JMCQUARRIE.co.uk
James McQuarrie is a UK-based product leader helping teams turn ambiguity into clear direction, fast learning, and real-world products.
On Building and Learning
I’ve (unsurprisingly) seen and been part of a lot of discussions over the last few months about how AI will impact the world.
When disruptive technologies are first introduced there’s an awkward early phase where everyone agrees something important is happening, but nobody is entirely sure what the long-term consequences will be.
We’re very much in that phase with AI right now.
The conversations I’ve been part of have ranged from AI being an existential risk through to it being an enabler of technological utopia. Most sit somewhere in the middle.
What strikes me is how quickly the impact is already being felt in the design and development of digital products and how unevenly distributed that impact is currently.
I’ve spoken with people at companies who have gone all-in on AI. Others are still experimenting cautiously. Some teams are deeply enthusiastic. Others remain unconvinced.
The experience of working with AI in product today seems to vary wildly depending on where you happen to work.
The one thing that does seem broadly agreed upon is that building and shipping software is becoming easier - even if at some cost to code quality.
Whether that’s through AI-assisted coding, design tools, research tools or something else entirely, the cost - especially in terms of time taken to ship - of turning an idea into a working product is falling.
Most of the discussion I’ve seen focuses on that point.
Teams can build more.
Founders can build without needing as much specialist support.

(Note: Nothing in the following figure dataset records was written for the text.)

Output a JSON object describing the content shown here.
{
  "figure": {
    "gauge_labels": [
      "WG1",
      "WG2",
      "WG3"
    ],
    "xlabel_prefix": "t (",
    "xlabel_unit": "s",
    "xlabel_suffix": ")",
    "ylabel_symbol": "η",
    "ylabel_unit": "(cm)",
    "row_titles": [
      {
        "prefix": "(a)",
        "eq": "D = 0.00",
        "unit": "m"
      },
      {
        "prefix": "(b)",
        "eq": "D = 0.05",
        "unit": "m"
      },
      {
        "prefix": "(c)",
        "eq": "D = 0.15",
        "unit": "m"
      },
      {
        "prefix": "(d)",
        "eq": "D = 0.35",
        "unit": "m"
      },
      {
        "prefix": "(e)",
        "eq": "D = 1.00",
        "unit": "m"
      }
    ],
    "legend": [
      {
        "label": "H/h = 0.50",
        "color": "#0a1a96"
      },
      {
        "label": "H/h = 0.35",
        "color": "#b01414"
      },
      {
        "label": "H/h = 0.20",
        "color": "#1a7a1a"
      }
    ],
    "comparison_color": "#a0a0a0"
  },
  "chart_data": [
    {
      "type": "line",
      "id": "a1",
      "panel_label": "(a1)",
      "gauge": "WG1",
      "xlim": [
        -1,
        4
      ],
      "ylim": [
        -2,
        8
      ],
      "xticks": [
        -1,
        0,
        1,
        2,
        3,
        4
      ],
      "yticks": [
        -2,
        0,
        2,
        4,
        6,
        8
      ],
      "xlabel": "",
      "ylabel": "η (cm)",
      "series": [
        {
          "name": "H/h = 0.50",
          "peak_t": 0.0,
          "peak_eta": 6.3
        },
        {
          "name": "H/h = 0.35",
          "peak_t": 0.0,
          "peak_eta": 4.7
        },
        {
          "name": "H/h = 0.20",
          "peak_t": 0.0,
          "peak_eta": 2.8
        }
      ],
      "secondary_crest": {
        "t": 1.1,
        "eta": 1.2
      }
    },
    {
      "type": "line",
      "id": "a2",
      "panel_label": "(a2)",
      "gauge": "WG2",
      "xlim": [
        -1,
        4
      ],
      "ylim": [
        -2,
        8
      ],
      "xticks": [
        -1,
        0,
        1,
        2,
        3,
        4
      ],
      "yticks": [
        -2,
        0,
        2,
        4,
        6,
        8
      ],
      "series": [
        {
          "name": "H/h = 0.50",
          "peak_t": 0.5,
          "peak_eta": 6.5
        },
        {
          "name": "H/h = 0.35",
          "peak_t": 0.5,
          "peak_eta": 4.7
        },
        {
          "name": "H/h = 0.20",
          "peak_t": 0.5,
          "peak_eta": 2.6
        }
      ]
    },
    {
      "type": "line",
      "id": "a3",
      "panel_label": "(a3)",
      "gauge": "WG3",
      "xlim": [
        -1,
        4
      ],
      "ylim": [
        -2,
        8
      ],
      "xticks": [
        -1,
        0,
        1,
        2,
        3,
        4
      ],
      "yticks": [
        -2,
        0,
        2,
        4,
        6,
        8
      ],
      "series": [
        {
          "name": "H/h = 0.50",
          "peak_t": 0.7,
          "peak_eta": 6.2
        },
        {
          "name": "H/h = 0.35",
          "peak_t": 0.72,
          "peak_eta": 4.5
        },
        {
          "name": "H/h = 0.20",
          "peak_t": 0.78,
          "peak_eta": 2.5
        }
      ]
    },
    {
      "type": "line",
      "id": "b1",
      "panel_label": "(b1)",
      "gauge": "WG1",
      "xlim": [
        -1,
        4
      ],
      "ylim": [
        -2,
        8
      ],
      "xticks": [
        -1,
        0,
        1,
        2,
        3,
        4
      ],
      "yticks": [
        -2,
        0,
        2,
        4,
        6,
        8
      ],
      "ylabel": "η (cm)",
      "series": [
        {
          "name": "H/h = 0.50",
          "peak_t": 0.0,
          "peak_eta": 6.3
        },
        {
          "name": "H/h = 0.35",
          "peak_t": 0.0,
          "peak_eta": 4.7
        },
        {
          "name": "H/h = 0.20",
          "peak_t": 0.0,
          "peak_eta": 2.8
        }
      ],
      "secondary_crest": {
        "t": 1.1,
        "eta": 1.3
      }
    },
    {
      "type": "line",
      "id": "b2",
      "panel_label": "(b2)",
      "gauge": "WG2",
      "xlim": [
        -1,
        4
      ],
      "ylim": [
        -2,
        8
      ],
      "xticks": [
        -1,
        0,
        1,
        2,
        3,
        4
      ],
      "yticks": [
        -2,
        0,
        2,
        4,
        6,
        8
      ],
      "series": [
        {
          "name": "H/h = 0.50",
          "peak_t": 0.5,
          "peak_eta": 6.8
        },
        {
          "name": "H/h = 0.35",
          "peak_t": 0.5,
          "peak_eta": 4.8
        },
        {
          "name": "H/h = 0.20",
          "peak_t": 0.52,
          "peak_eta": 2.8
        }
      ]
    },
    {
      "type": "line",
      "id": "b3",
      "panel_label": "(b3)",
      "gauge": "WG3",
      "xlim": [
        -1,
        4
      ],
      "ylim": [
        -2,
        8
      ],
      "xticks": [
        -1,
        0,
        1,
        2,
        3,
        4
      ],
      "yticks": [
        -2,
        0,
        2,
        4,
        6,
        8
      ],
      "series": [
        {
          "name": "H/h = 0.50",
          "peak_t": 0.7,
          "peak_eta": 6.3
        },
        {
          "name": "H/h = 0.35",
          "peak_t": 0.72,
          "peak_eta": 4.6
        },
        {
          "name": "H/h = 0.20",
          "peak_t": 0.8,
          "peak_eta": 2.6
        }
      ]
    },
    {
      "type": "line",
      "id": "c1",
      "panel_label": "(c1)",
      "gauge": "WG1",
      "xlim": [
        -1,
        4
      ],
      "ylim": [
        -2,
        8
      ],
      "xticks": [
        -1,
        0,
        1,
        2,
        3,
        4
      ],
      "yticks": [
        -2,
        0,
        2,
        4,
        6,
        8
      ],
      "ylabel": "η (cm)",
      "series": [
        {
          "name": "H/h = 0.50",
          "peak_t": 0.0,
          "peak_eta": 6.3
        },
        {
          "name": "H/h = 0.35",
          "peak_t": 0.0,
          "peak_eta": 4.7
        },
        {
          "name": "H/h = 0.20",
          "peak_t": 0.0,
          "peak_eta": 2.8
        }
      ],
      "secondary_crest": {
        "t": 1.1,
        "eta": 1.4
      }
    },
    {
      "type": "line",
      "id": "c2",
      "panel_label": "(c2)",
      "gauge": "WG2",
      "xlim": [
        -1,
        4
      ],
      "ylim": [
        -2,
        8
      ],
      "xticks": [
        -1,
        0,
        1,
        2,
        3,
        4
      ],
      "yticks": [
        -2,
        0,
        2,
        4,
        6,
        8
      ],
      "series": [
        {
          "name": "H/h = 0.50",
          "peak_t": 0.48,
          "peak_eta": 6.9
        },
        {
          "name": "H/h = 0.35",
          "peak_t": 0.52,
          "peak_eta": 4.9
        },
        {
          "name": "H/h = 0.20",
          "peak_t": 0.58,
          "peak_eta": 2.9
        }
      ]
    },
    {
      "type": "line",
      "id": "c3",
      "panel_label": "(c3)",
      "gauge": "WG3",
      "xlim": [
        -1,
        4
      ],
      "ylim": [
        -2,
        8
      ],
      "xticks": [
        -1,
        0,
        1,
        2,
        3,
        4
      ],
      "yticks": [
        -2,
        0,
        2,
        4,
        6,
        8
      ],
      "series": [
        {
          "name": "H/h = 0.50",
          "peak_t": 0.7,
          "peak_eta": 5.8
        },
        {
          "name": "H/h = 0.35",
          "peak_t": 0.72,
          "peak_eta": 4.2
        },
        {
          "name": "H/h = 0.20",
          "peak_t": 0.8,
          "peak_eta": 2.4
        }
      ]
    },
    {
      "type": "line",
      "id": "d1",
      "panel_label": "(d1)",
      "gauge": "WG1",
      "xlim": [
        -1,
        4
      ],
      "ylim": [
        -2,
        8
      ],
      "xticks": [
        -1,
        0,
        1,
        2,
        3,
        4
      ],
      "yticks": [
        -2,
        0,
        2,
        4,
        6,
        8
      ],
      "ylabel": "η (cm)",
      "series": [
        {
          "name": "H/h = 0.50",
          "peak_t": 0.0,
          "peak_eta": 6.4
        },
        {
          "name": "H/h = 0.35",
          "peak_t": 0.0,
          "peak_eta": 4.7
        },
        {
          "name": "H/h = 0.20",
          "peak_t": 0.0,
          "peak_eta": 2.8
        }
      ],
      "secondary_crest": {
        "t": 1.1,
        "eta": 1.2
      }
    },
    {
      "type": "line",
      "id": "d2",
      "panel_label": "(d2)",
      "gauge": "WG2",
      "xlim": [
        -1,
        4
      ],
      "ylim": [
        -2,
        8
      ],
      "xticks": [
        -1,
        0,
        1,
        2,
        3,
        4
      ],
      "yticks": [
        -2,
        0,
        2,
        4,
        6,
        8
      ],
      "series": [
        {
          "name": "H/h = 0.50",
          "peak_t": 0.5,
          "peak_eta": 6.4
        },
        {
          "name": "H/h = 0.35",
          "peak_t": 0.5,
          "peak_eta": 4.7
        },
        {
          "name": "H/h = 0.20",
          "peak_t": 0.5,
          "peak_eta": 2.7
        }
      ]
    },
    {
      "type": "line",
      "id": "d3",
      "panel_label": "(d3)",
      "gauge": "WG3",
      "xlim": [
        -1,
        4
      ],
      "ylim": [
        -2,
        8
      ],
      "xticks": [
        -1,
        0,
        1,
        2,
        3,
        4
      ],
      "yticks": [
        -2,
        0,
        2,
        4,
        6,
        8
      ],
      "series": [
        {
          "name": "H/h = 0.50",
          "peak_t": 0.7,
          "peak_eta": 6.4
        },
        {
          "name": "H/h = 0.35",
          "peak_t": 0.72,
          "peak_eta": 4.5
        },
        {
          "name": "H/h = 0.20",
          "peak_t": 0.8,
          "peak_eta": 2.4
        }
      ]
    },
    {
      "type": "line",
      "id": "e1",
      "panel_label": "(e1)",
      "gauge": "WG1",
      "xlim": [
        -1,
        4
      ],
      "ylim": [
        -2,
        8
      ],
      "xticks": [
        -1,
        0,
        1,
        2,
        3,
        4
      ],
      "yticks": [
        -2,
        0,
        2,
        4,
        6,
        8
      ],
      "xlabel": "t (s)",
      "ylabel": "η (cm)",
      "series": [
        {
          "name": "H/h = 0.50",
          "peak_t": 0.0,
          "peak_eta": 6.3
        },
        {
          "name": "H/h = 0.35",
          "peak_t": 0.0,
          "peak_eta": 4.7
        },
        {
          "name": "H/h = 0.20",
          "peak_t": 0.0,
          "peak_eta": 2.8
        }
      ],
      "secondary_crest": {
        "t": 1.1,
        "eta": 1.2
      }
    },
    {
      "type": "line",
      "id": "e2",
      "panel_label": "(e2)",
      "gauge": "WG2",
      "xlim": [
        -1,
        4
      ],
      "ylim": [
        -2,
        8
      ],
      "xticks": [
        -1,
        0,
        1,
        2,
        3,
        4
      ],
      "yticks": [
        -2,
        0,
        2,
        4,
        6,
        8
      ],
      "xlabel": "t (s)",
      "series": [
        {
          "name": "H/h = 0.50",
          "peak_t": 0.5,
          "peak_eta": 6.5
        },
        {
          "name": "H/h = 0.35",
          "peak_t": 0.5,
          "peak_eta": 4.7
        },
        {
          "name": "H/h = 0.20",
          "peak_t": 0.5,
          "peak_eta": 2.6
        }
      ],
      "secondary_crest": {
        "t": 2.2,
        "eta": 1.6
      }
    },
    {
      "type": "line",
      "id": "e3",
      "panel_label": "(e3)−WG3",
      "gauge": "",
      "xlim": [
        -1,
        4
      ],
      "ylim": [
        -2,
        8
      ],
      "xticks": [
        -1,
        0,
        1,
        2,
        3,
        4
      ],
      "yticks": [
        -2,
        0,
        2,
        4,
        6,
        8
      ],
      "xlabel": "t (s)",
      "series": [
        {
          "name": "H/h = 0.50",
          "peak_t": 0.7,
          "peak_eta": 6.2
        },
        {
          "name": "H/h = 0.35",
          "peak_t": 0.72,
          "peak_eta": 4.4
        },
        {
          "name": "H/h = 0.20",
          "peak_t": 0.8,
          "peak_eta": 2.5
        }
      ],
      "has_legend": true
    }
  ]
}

Experiments that previously wouldn’t have justified the investment can now be explored.
All of which is interesting.
What I’ve found myself wondering, though, is whether the hype and uncertainty that AI presents is leading people to pay too much attention to how quickly we can now build and not enough to what we’re actually learning.
For years, product teams have talked about the importance of learning quickly. Anyone who’s worked with me will be bored of hearing me talk about how we might “optimise for speed of learning”.
Shipping fast and often is a core component of learning quickly, but the goal was never to ship features for the sake of it. It was to better understand customers, markets and opportunities, so that future decisions could be made with greater confidence.
If AI lowers the cost of building, then our ability to generate ideas and ship experiments increases.
But, that doesn’t automatically mean our ability to learn increases too.
In fact, I can see a world where the opposite becomes true.
A company that ships fifty experiments and learns very little from them is unlikely to outperform a company that ships ten and meaningfully changes its understanding of customers after each one.
I’m not convinced that the winners of the AI powered future will be the companies that build the fastest.
I suspect they’ll be the companies that use AI to learn, adapt and iterate faster.
Building has always been a means to an end.
Perhaps that is the disruption worth paying attention to: not that AI makes it easier to build, but that it makes it easier to mistake building for learning.